Epidemics are powerful agents of change

Is it true that some clouds have silver linings? When it comes to epidemics, the answer is yes. With a few notable exceptions, epidemic infectious diseases, even as they caused suffering and death, have enhanced government’s ability to control future outbreaks and protect the public’s health.

The traditional examples of positive and long-term public health responses are yellow fever and cholera. These two diseases brought intermittent terror and death to U.S. cities in the 18th and 19th centuries. They also successfully stirred cities to spend money for needed, yet expensive, projects to tame the unsanitary urban environment, which was thought to cause disease, such as sewerage and water-supply systems and garbage disposal works. Without the high degree of fear engendered by the sudden onset of epidemics (as opposed to endemic diseases such as tuberculosis), lethargic city governments would never have spent such large sums of money on projects of such magnitude. Epidemics also increased the power of public officials to control infectious diseases by allowing them to forcibly place patients deemed dangerous to the public health in isolation hospitals. It took the shock of epidemics to force the changes.

This power was not always used positively. During a smallpox epidemic in Milwaukee in 1894, for example, health officials forcibly seized children from their mothers’ arms in the immigrant sections of the city while allowing middle-class, native-born families to harbor their sick children in their own homes. 

Coercion under such unfair conditions led to month-long rioting in the streets and the impeachment of the health commissioner. A confluence of ethnic-group mutual mistrust and political party competition building on this mistrust led to the diminution of health department powers and budgets that lasted for years.

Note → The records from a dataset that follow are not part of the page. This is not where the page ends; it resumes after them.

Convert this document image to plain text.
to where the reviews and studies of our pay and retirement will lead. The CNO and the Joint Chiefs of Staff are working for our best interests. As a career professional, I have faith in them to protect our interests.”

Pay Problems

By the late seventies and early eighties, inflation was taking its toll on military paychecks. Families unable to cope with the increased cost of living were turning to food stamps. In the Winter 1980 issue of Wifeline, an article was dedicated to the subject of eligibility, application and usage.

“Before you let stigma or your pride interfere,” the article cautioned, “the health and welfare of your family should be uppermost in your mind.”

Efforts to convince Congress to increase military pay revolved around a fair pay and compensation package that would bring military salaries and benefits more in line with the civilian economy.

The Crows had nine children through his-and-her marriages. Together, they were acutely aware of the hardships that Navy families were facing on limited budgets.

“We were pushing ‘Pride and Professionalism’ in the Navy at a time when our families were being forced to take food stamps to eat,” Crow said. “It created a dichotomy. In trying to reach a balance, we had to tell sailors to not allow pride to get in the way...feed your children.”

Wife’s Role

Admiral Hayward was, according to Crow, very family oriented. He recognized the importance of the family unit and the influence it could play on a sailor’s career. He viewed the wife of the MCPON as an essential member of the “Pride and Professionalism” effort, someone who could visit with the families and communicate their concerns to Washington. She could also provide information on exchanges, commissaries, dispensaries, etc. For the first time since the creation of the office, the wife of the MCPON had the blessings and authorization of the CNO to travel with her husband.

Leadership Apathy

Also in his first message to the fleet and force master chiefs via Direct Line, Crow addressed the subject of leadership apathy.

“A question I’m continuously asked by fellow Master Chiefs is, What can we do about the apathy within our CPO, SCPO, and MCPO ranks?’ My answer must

In 1947, when smallpox threatened New York, the health commissioner embarked on a public information campaign that combined isolation of cases with free vaccination for all New Yorkers. Frequent and honest multilingual messaging and equity in vaccine distribution, with help from the U.S. Public Health Service, led to public trust and a just and effective intervention. People waited patiently in long lines that wound around city streets, and within weeks, 6,350,000 city residents were vaccinated and the epidemic averted. 

The history of epidemics teaches us two important lessons. First, because epidemics elicit fear and focus the public’s mind, they can energize government actions. But second, those governmental actions can elicit ethnic, class, and racial strife as “others” are identified as carriers of infection, as in the Milwaukee example or when gays and Haitians were blamed for HIV/AIDS. A movement to promote public health benefit must take advantage of the first lesson and address the second. Fairness and public trust, as the New York smallpox example demonstrates, are the indispensable conditions for developing robust public health institutions.

During the past few decades, despite SARS, MERS, and H1N1 scares, our government has neglected public health, forgetting the devastation that epidemics wreaked in the past. COVID-19 has exposed cracks in our public health system that cannot manage disease testing or even provide protective gear for health workers.

As with past outbreaks, the coronavirus epidemic exposes opposing social and political forces. COVID-19 has produced a public health crisis in the United States, which is ripe for positive reform, but it has also produced some of the finger pointing toward Asians that could signal insidious inequities. If historical precedent holds, we have a chance to use this crisis for sweeping changes in public health institutions. We must seize this opportunity to mount a concerted effort to use the public’s fears and the focus generated by them to promote new, fair, and just investments in public health programs. As we work to create robust and equitable public health, we could find a silver lining.